Wednesday 29 September 2010

Battleships: Cameron v Fox

Relations between the prime minister and the defence secretary, Liam Fox, were strained last night as plans to build two large aircraft carriers for the navy at a cost of at least £5bn are in jeopardy, after a meeting of the National Security Council chaired by David Cameron. The navy is pressing for the carriers, which would be equipped with US planes costing at least £100m each, in a package that could cost £15bn. Cameron questioned claims by navy chiefs and the shipbuilders that cancelling the contracts would only save £1bn, according to Whitehall officials.


Under existing plans, the navy will also be equipped with new frigates and destroyers. One well-placed official last night said the whole question of which ships the navy will get, and how many, was now "up in the air". The dispute has pitched Cameron against Fox, the defence secretary and supporter of the navy who is at loggerheads with George Osborne over who will pay for a new Trident nuclear missile system. The chancellor says the initial estimated £20bn cost of renewing Trident should come out of the core defence budget. Fox says it should be paid for by a special supplementary budget and said the proposed cuts were "draconian".

In a private letter to Cameron, the defence secretary makes clear his feeling on cuts to the defence budget and goes on to say that the Tories risk "destroying much of the reputation and capital" they have built up with the armed forces. The letter, leaked to the Daily Telegraph, was written the night before the NSC meeting to discuss the strategic defence and security review. In it, Fox says the proposed review was "looking less and less defensible" and were likely to have "grave political consequences for us, destroying much of the reputation and capital you, and we, have built up in recent years."

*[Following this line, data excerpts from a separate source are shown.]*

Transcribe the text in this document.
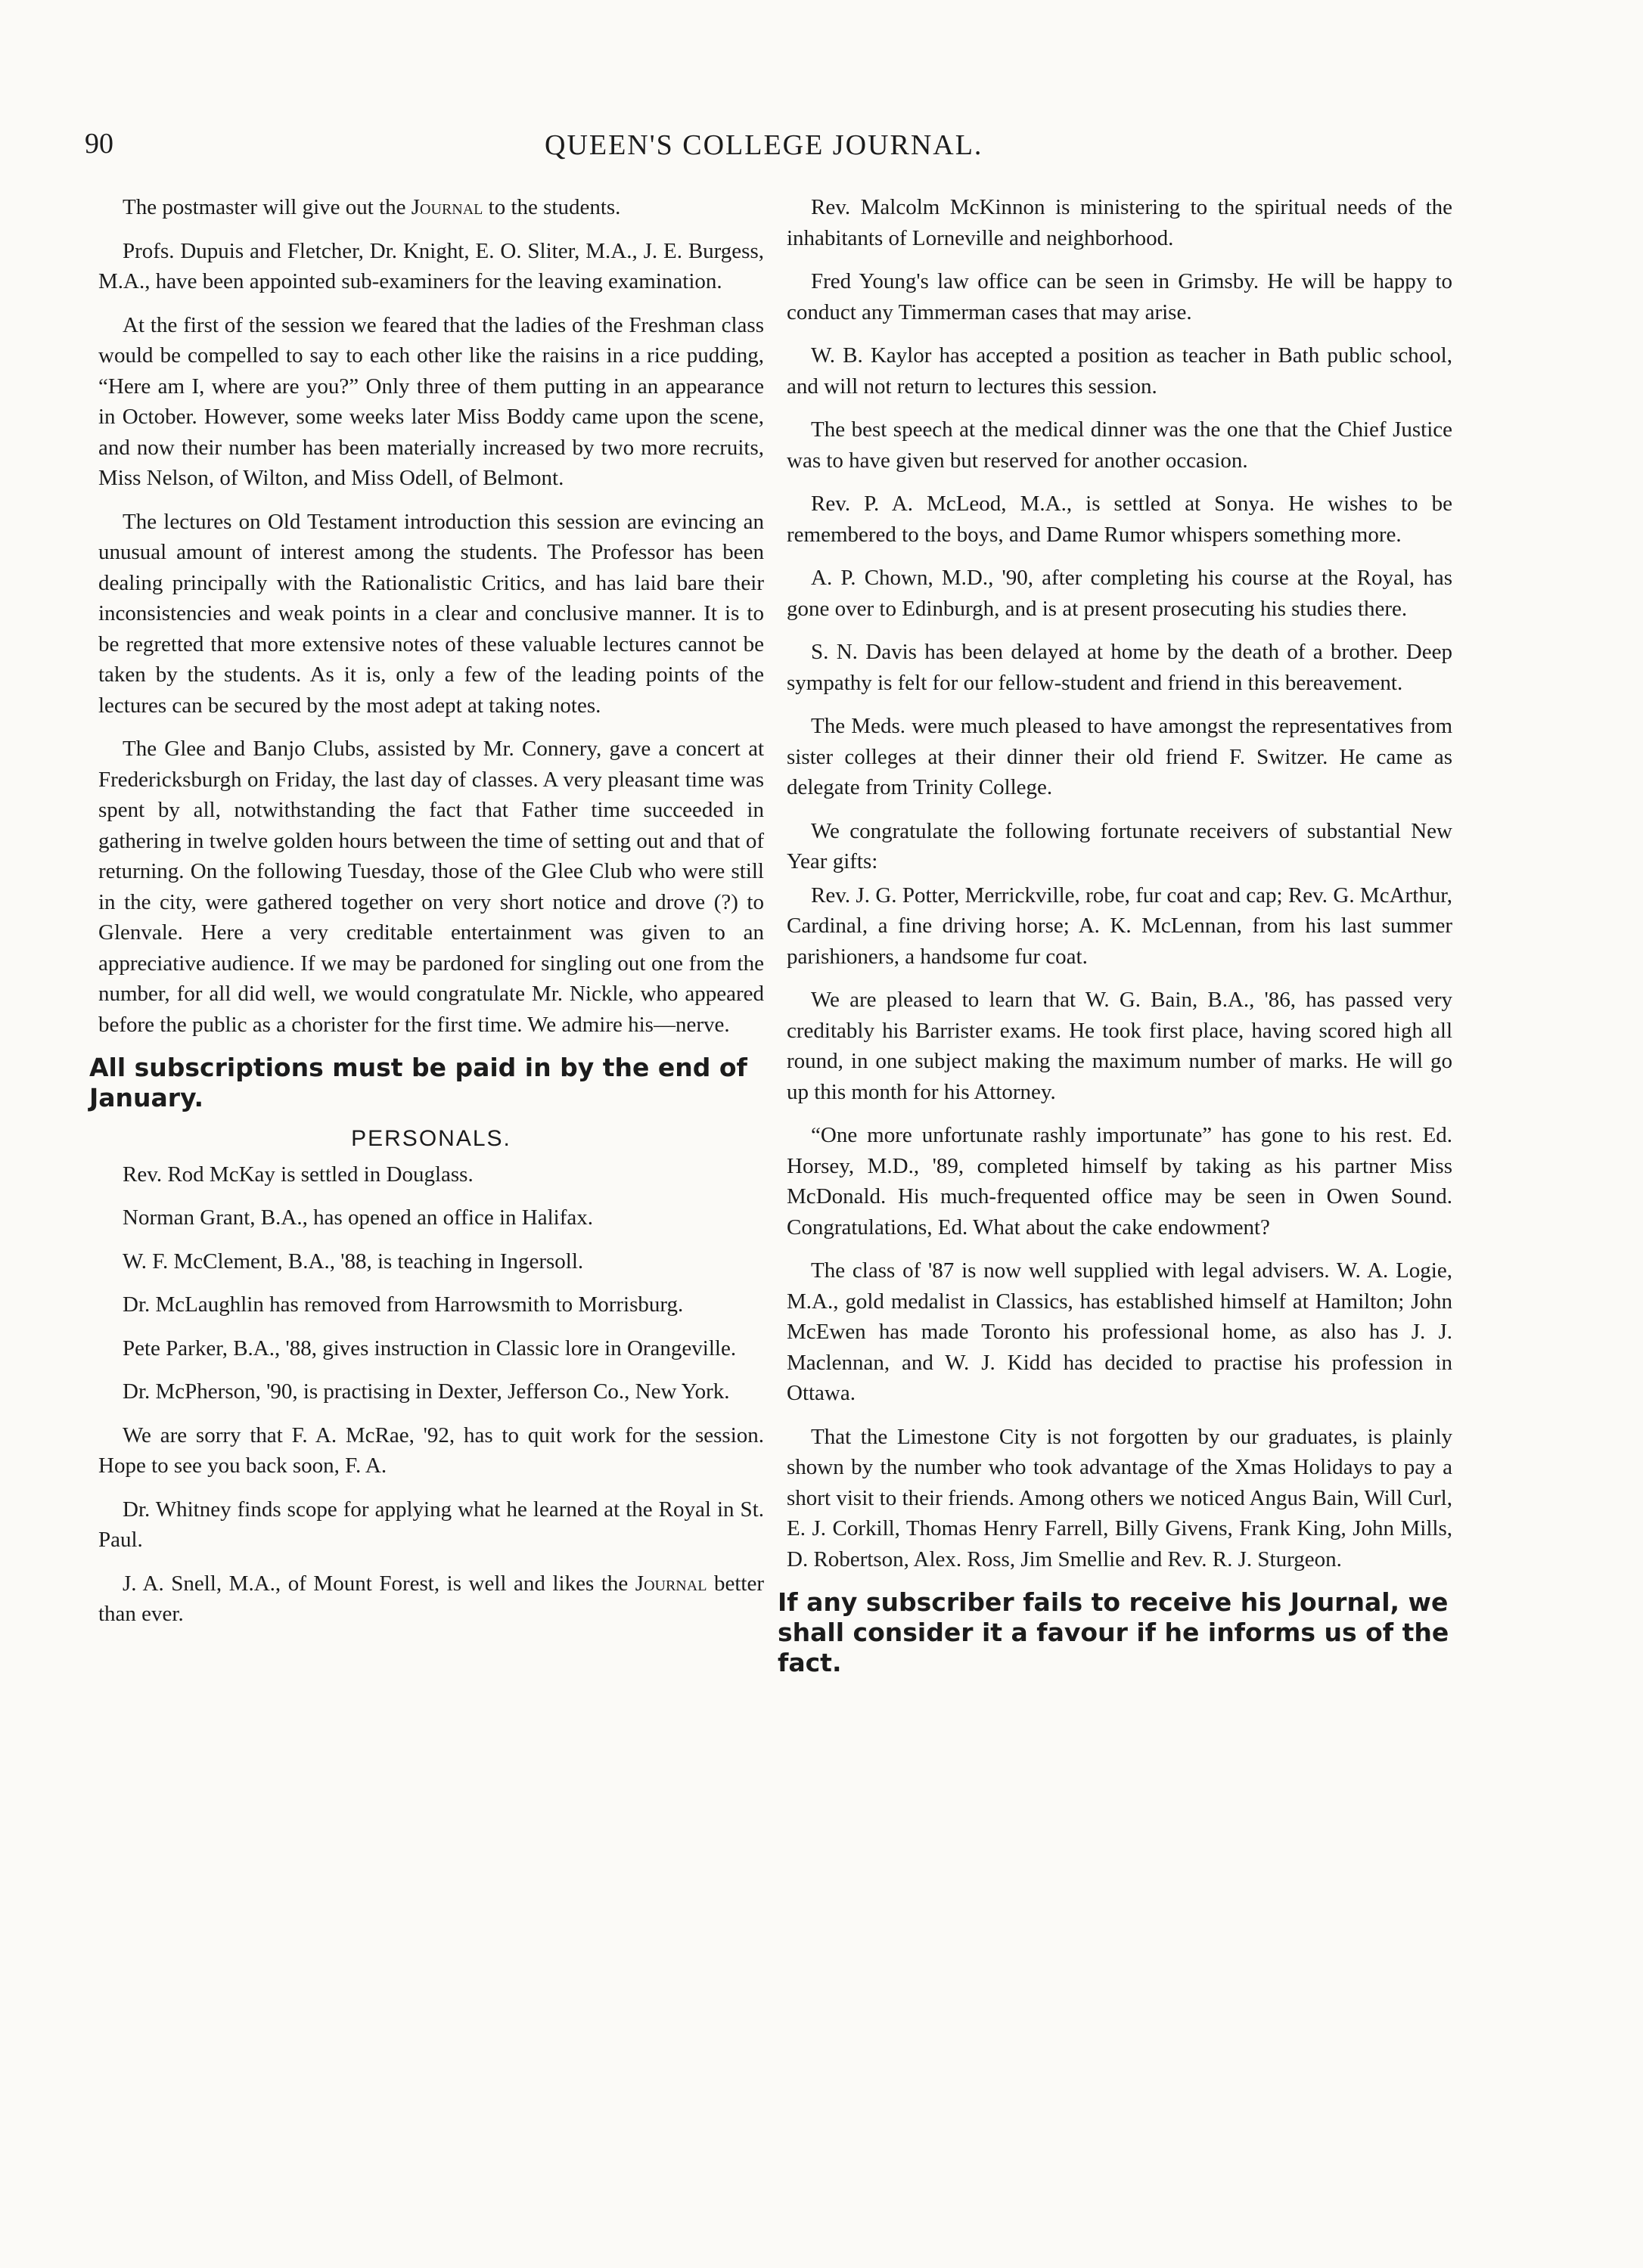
90	QUEEN'S COLLEGE JOURNAL.

The postmaster will give out the Journal to the students.

Profs. Dupuis and Fletcher, Dr. Knight, E. O. Sliter, M.A., J. E. Burgess, M.A., have been appointed sub-examiners for the leaving examination.

At the first of the session we feared that the ladies of the Freshman class would be compelled to say to each other like the raisins in a rice pudding, “Here am I, where are you?” Only three of them putting in an appearance in October. However, some weeks later Miss Boddy came upon the scene, and now their number has been materially increased by two more recruits, Miss Nelson, of Wilton, and Miss Odell, of Belmont.

The lectures on Old Testament introduction this session are evincing an unusual amount of interest among the students. The Professor has been dealing principally with the Rationalistic Critics, and has laid bare their inconsistencies and weak points in a clear and conclusive manner. It is to be regretted that more extensive notes of these valuable lectures cannot be taken by the students. As it is, only a few of the leading points of the lectures can be secured by the most adept at taking notes.

The Glee and Banjo Clubs, assisted by Mr. Connery, gave a concert at Fredericksburgh on Friday, the last day of classes. A very pleasant time was spent by all, notwithstanding the fact that Father time succeeded in gathering in twelve golden hours between the time of setting out and that of returning. On the following Tuesday, those of the Glee Club who were still in the city, were gathered together on very short notice and drove (?) to Glenvale. Here a very creditable entertainment was given to an appreciative audience. If we may be pardoned for singling out one from the number, for all did well, we would congratulate Mr. Nickle, who appeared before the public as a chorister for the first time. We admire his—nerve.

All subscriptions must be paid in by the end of January.
PERSONALS.

Rev. Rod McKay is settled in Douglass.

Norman Grant, B.A., has opened an office in Halifax.

W. F. McClement, B.A., '88, is teaching in Ingersoll.

Dr. McLaughlin has removed from Harrowsmith to Morrisburg.

Pete Parker, B.A., '88, gives instruction in Classic lore in Orangeville.

Dr. McPherson, '90, is practising in Dexter, Jefferson Co., New York.

We are sorry that F. A. McRae, '92, has to quit work for the session. Hope to see you back soon, F. A.

Dr. Whitney finds scope for applying what he learned at the Royal in St. Paul.

J. A. Snell, M.A., of Mount Forest, is well and likes the Journal better than ever.

Rev. Malcolm McKinnon is ministering to the spiritual needs of the inhabitants of Lorneville and neighborhood.

Fred Young's law office can be seen in Grimsby. He will be happy to conduct any Timmerman cases that may arise.

W. B. Kaylor has accepted a position as teacher in Bath public school, and will not return to lectures this session.

The best speech at the medical dinner was the one that the Chief Justice was to have given but reserved for another occasion.

Rev. P. A. McLeod, M.A., is settled at Sonya. He wishes to be remembered to the boys, and Dame Rumor whispers something more.

A. P. Chown, M.D., '90, after completing his course at the Royal, has gone over to Edinburgh, and is at present prosecuting his studies there.

S. N. Davis has been delayed at home by the death of a brother. Deep sympathy is felt for our fellow-student and friend in this bereavement.

The Meds. were much pleased to have amongst the representatives from sister colleges at their dinner their old friend F. Switzer. He came as delegate from Trinity College.

We congratulate the following fortunate receivers of substantial New Year gifts:

Rev. J. G. Potter, Merrickville, robe, fur coat and cap; Rev. G. McArthur, Cardinal, a fine driving horse; A. K. McLennan, from his last summer parishioners, a handsome fur coat.

We are pleased to learn that W. G. Bain, B.A., '86, has passed very creditably his Barrister exams. He took first place, having scored high all round, in one subject making the maximum number of marks. He will go up this month for his Attorney.

“One more unfortunate rashly importunate” has gone to his rest. Ed. Horsey, M.D., '89, completed himself by taking as his partner Miss McDonald. His much-frequented office may be seen in Owen Sound. Congratulations, Ed. What about the cake endowment?

The class of '87 is now well supplied with legal advisers. W. A. Logie, M.A., gold medalist in Classics, has established himself at Hamilton; John McEwen has made Toronto his professional home, as also has J. J. Maclennan, and W. J. Kidd has decided to practise his profession in Ottawa.

That the Limestone City is not forgotten by our graduates, is plainly shown by the number who took advantage of the Xmas Holidays to pay a short visit to their friends. Among others we noticed Angus Bain, Will Curl, E. J. Corkill, Thomas Henry Farrell, Billy Givens, Frank King, John Mills, D. Robertson, Alex. Ross, Jim Smellie and Rev. R. J. Sturgeon.

If any subscriber fails to receive his Journal, we shall consider it a favour if he informs us of the fact.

He warns that the "party, media, military and the international reaction will be brutal if we do not recognise the dangers and continue to push for such draconian cuts at a time when we are at war". He also warns: "Our decisions today will limit severely the options available to this and all future governments." If cuts go ahead he warns the "range of operations that we can do today we will simply not be able to do in the future".

Fox said last night he was "appalled" his letter had been handed to the press and described the leak as "totally unacceptable". He added: "It is entirely normal that ministers should make representations to the prime minister during the strategic defence and security review and the comprehensive spending review. That is an entirely proper part of the process of government. The prime minister is fully entitled to expect that those representations be made in private and kept private."